Book Notes: On Fairy Tales

Years ago I bought lovely editions of several of the Rainbow Fairy Books by Andrew Lang. Miss A read from a few, and I read some from The Blue Fairy Book aloud, but for the most part they have just sat on the shelf. This term, in an effort to actually use them, I decided to read at least a couple of tales from each book aloud to Mr. L. Sometimes the bizarre story lines and gruesome scenes turn me off from reading them, but fairy tales can actually be a way of assuaging a child’s fears as they see the triumph of good over evil. G. K. Chesterton argues this point quite vociferously in his essay from Tremendous Trifles, entitled The Red Angel.

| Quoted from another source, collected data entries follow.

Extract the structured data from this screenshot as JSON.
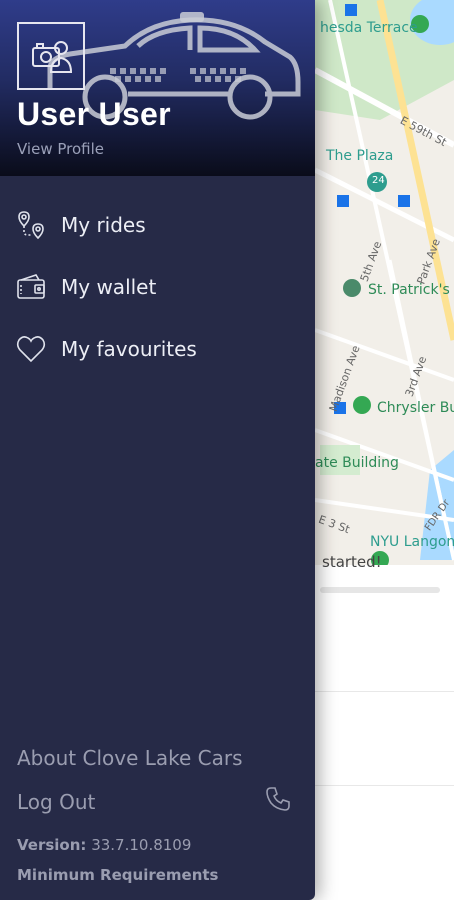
{
  "map": {
    "labels": {
      "terrace": "hesda Terrace",
      "street_e59": "E 59th St",
      "plaza": "The Plaza",
      "badge_24": "24",
      "ave_5th": "5th Ave",
      "ave_park": "Park Ave",
      "patricks": "St. Patrick's C",
      "ave_madison": "Madison Ave",
      "ave_3rd": "3rd Ave",
      "chrysler": "Chrysler Bu",
      "state_building": "ate Building",
      "fdr": "FDR Dr",
      "street_e": "E 3 St",
      "nyu": "NYU Langon"
    }
  },
  "sheet": {
    "partial_text": "started!"
  },
  "drawer": {
    "user_name": "User User",
    "view_profile": "View Profile",
    "menu": [
      {
        "label": "My rides",
        "icon": "route-pins-icon"
      },
      {
        "label": "My wallet",
        "icon": "wallet-icon"
      },
      {
        "label": "My favourites",
        "icon": "heart-icon"
      }
    ],
    "about": "About Clove Lake Cars",
    "logout": "Log Out",
    "version_label": "Version:",
    "version_value": "33.7.10.8109",
    "min_requirements": "Minimum Requirements"
  },
  "colors": {
    "drawer_bg": "#262a47",
    "header_top": "#2f3c8a",
    "text_muted": "#9a9db0",
    "map_green": "#2e8b57"
  }
}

Referring to those who think fairy tales will frighten children, he says:

All this kind of talk is based on that complete forgetting of what a child is like which has been the firm foundation of so many educational schemes. If you kept bogies and goblins away from children they would make them up for themselves.

(My youngest has filled reams of paper with his monsters and skeletons. 😉 )

And later on:

Fairy tales do not give a child his first idea of bogey. What fairy tales give the child is his first clear idea of the possible defeat of bogey. The baby has known the dragon intimately ever since he had an imagination. What the fairy tale provides for him is a St. George to kill the dragon.